When
I began my undergraduate studies at the University of Michigan, I spent much of
my free time writing poetry while investing my academic energies in the
emerging, interdisciplinary field of African American and Latina/o
Studies. I held the notion that poetry
was made for the expression of emotions while the scholarly essay was the
appropriate repository for political and the critical thought.
That
way of thinking began to change after I finished my M.F.A. in Poetry at
Cornell. My course of study for the Ph.D. in English Language and Literature
led me to the work of Caribbean scholar and literary theorist Édouard Glissant,
whose vision of history granted the imagination power in confronting the
unknowable, the absence of fact.
Glissant’s writing, in addition to the racially charged plays of
Adrienne Kennedy and the performances of black identity by Adrian Piper led me
to pursue the study of African American culture as a subject of both history
and mythology. My approach was further
inspired by the plays of Anton Chekov and Henrik Ibsen, who each in his own
way, managed to document a time of economic upheaval through humorous and
personality-driven characters. I loved
these writers in part for the aesthetic risks their works took as well as for
their unabashed embrace of poetry as a means of conveying historical
complexity.
I
also took courses in urban planning and the history of technology alongside
offerings in Marxist theory, Russian formalism and epistemology. After discovering Black Metropolis, by Horace Cayton and St. Clair Drake, my research
interests in data and reportage were awakened.

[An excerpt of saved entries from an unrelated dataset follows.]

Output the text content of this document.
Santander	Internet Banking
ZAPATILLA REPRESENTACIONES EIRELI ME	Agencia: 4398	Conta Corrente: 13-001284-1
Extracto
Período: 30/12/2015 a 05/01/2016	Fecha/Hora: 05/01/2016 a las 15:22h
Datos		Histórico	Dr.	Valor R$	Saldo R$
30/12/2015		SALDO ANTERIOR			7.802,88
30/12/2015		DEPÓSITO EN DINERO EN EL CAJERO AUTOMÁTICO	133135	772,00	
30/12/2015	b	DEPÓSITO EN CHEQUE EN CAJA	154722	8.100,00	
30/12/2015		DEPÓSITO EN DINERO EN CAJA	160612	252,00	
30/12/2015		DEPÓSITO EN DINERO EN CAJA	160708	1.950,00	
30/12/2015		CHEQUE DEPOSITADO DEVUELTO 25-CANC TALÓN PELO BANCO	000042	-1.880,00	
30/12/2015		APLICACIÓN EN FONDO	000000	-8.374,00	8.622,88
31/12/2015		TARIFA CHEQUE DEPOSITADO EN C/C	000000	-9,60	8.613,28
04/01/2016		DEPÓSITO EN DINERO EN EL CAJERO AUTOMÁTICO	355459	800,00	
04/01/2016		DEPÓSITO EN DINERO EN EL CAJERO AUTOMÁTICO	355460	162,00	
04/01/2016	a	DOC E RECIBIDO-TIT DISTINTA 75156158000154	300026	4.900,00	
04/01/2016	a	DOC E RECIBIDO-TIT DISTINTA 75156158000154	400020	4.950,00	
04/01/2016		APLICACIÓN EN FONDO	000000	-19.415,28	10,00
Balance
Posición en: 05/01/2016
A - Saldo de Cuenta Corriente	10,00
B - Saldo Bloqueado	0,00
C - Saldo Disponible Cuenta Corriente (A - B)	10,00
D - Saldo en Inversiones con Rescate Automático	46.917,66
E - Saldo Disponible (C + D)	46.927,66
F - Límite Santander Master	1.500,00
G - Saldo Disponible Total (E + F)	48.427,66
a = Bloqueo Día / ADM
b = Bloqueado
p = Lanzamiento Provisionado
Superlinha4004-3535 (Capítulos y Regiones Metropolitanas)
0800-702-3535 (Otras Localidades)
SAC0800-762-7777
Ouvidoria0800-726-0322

I turned to studying familiar urban spaces as texts. Using the groundbreaking language of
performance studies theorists such as Ngũgĩ wa Thiong’o, Richard Schechner and Rebecca Schneider as
well as critical geographers Mike Davis, David Harvey and Norman Klein, I began
to approach the reading of “spaces” as well as texts. Poets that have been likewise influential
include: Nikki Giovanni, Rita Dove, Aimé Césaire, Rene Char, Tomas Tranströmer,
N. Scott Momaday, Leslie Scalapino, Sandra Cisneros, Elizabeth Bishop, and a
bunch of other people you will read if you take my classes.
I
was fortunate to begin my teaching career at art schools, where studio practice
was an implicit part of the pedagogy.
The influence of the art studio affects the way I teach creative writing
in two key ways: (1) I encourage my students to interrogate their writing process
throughout the semester through public and private exercises designed to
challenge their ambitions for their work; and (2) I teach creative writing as a
methodology for critical thinking, which demands all of the expected
commitments to research, dialogue, formal invention and inter-textuality.